Mission
Building community through the arts
Vision
A place where the arts connect and
transform people
Values
We believe:
In discovering individual potential.
We can all both learn and teach.
Everyone is valuable and deserves respect.
The arts create common ground.
The arts challenge.
The arts must be accessible.
History and Programming
The Capitol Hill Arts Workshop is a community-based not-for-profit
organization founded in 1972 by Sally Crowell and other community members
who were interested in sharing their artistic expertise with children
and adults. Arts instruction classes were held in several Capitol Hill
churches until, in the late 1970's, the organization obtained the use
of the old B.B. French School (545 Seventh St, SE) from the District
of Columbia government.

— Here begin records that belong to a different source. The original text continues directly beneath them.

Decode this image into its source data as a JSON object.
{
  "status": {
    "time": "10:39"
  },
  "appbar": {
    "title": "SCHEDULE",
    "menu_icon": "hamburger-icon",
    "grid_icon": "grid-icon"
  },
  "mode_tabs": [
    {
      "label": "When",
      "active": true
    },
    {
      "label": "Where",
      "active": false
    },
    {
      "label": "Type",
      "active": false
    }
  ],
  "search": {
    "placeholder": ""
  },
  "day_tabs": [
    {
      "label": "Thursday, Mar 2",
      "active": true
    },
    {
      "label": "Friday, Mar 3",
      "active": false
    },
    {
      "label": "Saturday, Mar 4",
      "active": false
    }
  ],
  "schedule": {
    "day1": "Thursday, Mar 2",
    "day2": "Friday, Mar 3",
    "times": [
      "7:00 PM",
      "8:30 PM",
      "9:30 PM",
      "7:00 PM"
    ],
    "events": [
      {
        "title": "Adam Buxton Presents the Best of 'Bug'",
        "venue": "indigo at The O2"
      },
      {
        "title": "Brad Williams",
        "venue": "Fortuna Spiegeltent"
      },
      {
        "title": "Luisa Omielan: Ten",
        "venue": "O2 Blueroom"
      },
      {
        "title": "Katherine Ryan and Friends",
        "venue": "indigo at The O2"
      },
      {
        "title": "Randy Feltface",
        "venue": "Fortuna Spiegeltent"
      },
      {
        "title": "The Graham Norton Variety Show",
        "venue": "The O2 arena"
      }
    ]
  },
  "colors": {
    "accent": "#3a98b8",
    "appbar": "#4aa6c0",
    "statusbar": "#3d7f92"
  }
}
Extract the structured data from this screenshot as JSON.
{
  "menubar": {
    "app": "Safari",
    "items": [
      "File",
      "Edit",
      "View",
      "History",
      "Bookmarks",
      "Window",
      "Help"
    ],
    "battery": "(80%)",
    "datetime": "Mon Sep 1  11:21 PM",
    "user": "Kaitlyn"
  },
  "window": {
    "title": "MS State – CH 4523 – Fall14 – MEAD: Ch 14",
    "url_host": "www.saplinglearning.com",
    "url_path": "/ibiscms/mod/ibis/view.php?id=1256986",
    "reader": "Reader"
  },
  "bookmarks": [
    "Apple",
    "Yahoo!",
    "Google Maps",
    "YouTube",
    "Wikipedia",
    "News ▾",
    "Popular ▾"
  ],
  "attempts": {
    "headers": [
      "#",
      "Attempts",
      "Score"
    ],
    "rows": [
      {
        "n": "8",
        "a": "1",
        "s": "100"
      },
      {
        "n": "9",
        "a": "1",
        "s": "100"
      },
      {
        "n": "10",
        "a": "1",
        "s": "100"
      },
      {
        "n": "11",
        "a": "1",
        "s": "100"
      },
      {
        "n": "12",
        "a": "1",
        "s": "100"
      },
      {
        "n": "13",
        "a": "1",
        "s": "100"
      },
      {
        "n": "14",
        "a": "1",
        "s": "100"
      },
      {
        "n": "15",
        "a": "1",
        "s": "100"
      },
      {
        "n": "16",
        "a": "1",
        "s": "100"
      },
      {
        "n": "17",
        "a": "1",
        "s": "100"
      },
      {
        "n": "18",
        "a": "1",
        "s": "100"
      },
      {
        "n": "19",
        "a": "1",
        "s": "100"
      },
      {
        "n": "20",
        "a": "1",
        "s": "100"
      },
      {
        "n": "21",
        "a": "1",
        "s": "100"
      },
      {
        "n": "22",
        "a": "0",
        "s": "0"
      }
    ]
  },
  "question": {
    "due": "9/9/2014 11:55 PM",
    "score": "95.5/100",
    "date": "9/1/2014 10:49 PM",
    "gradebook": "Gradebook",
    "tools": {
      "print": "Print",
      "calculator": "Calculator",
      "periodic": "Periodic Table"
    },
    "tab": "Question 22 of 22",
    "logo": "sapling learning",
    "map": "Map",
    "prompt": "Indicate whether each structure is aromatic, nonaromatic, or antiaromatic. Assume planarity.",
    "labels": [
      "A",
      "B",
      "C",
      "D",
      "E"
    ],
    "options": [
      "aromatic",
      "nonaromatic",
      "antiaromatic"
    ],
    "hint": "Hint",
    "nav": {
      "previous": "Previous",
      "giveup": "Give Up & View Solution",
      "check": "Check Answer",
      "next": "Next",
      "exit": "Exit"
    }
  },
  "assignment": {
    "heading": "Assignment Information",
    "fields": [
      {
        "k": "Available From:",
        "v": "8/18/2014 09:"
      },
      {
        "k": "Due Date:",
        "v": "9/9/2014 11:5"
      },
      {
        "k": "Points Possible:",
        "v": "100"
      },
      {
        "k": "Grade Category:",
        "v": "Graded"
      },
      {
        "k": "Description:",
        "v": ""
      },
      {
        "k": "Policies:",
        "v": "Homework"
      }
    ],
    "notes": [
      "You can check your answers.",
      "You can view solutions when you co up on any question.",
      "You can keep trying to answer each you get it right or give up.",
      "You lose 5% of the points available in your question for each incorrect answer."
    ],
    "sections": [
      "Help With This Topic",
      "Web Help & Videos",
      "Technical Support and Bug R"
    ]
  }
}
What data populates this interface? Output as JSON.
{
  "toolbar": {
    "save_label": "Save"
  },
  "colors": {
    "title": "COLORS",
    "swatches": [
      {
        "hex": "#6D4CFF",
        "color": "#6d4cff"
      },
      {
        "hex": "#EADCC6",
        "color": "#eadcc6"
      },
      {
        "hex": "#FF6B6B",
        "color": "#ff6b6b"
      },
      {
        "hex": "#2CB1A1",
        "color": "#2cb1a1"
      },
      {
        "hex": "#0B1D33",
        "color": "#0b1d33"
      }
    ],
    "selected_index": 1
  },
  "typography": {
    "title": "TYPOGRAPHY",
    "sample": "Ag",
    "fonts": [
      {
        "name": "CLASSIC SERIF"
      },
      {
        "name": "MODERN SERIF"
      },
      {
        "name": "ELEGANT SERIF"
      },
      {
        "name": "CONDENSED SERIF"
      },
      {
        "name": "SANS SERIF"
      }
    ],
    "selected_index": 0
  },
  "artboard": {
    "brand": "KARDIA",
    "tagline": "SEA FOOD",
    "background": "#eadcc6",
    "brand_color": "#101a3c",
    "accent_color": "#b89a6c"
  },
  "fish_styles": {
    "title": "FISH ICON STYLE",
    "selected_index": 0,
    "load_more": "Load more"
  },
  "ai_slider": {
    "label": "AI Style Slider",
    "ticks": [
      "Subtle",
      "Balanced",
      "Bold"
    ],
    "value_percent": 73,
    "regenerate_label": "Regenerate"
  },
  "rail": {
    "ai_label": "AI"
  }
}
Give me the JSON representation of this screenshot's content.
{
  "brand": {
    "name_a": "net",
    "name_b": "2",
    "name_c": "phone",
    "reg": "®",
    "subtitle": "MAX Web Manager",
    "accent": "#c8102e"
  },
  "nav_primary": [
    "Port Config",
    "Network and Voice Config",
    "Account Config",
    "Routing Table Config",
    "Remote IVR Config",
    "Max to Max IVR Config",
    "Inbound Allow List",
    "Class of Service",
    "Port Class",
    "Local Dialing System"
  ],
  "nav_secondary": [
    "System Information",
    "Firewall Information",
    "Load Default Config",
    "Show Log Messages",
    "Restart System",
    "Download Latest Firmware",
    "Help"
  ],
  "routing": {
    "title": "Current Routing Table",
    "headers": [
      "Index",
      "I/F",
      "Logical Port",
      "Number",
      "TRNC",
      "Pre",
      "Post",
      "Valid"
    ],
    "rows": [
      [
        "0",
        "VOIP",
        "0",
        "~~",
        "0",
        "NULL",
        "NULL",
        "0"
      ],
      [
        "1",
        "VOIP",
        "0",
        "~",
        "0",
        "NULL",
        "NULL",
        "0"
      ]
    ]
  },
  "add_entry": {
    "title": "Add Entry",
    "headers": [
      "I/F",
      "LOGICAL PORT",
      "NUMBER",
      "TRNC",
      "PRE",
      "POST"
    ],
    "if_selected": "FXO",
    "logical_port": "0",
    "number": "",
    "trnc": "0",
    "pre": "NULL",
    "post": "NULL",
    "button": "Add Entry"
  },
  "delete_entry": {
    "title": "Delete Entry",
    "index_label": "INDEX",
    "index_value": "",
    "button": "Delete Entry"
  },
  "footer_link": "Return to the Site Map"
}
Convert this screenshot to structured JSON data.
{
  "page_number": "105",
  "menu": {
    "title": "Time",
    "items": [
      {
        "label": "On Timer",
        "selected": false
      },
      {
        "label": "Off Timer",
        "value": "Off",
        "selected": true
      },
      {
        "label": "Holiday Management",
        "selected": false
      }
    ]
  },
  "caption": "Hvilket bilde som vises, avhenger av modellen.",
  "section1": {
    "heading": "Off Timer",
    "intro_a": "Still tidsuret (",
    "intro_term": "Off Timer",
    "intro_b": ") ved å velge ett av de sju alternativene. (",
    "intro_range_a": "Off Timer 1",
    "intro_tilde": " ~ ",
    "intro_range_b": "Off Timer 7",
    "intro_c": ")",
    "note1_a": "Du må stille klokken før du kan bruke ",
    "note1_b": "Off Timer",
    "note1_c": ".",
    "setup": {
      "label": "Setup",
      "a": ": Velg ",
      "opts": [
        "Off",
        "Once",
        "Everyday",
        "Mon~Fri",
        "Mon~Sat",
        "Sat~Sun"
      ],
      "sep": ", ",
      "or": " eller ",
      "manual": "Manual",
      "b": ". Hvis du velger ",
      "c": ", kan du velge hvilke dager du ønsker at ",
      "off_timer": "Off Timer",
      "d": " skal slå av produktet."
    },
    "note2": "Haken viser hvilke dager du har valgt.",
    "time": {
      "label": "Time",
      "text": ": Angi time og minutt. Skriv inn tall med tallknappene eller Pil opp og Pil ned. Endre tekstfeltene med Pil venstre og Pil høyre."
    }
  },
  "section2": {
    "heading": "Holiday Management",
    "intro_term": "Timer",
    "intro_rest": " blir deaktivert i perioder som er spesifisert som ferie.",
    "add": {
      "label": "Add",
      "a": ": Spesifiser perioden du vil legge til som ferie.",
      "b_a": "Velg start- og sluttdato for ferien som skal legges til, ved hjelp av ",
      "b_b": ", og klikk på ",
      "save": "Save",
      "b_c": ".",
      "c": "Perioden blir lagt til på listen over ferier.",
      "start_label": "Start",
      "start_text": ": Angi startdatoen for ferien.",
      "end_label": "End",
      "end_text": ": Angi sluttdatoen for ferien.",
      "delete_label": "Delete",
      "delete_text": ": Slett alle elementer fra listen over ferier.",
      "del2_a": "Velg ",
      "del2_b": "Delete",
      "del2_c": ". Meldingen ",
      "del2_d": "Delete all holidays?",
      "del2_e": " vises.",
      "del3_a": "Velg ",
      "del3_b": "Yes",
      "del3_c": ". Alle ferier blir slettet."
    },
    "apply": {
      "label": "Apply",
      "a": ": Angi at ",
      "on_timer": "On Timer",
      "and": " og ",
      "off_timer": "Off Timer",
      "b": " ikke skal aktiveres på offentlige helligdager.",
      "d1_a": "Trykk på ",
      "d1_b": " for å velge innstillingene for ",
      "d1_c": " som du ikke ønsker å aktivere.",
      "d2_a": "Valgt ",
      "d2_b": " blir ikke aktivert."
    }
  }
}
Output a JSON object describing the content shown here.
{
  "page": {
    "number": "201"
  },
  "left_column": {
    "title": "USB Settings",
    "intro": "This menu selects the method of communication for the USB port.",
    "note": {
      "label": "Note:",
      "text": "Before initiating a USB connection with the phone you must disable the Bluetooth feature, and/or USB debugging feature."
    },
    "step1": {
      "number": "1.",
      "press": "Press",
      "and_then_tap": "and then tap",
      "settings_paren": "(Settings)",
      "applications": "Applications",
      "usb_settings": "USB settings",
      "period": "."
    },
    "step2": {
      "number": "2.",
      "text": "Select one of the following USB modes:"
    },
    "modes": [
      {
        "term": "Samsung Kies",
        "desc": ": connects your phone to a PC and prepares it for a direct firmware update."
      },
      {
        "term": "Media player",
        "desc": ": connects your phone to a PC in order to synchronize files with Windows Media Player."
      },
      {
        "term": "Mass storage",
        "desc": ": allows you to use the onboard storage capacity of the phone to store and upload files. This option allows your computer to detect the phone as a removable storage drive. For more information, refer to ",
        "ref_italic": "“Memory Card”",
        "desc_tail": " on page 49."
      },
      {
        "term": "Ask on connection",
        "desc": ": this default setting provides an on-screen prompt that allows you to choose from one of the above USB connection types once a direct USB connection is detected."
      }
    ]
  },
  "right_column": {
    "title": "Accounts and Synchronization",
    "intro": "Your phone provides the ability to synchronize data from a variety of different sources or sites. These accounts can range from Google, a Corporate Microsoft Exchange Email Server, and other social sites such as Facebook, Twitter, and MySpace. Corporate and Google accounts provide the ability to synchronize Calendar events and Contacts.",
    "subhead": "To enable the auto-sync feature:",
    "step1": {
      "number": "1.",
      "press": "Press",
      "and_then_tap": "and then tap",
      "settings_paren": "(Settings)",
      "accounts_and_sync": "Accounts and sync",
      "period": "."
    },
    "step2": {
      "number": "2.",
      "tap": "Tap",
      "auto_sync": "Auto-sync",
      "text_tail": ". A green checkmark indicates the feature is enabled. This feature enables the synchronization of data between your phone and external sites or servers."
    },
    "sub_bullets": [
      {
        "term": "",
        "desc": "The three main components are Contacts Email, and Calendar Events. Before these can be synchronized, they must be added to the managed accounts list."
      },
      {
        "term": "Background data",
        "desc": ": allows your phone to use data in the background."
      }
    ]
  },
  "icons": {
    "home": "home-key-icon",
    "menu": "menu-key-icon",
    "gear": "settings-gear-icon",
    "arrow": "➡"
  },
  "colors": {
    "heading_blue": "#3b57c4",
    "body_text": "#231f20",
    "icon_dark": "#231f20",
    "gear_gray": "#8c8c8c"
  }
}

The Workshop undertook extensive renovation
of the facility (which had been closed for many years) through a partnership
with Marines of the 8th & I Street Barracks, neighborhood business and
residents, and federal financial support from the U.S. Department of
the Interior. The Capitol Hill Arts Workshop moved into the fully renovated
building in 1980.
The Workshop facility provides a dance studio (which doubles as a
recital hall), paint studio, black box theater, art gallery, complete
ceramics/pottery studio, a photography darkroom (the only open darkroom
in D.C.), private music instruction studios and business offices.
The Capitol Hill Arts Workshop is located in a racially and economically
diverse neighborhood. Participants - students, artists, faculty, audiences
and staff - come from diverse communities throughout the Capital Region,
especially from Capitol Hill. The Capitol Hill Arts Workshop is continually
evolving to meet the needs of the community.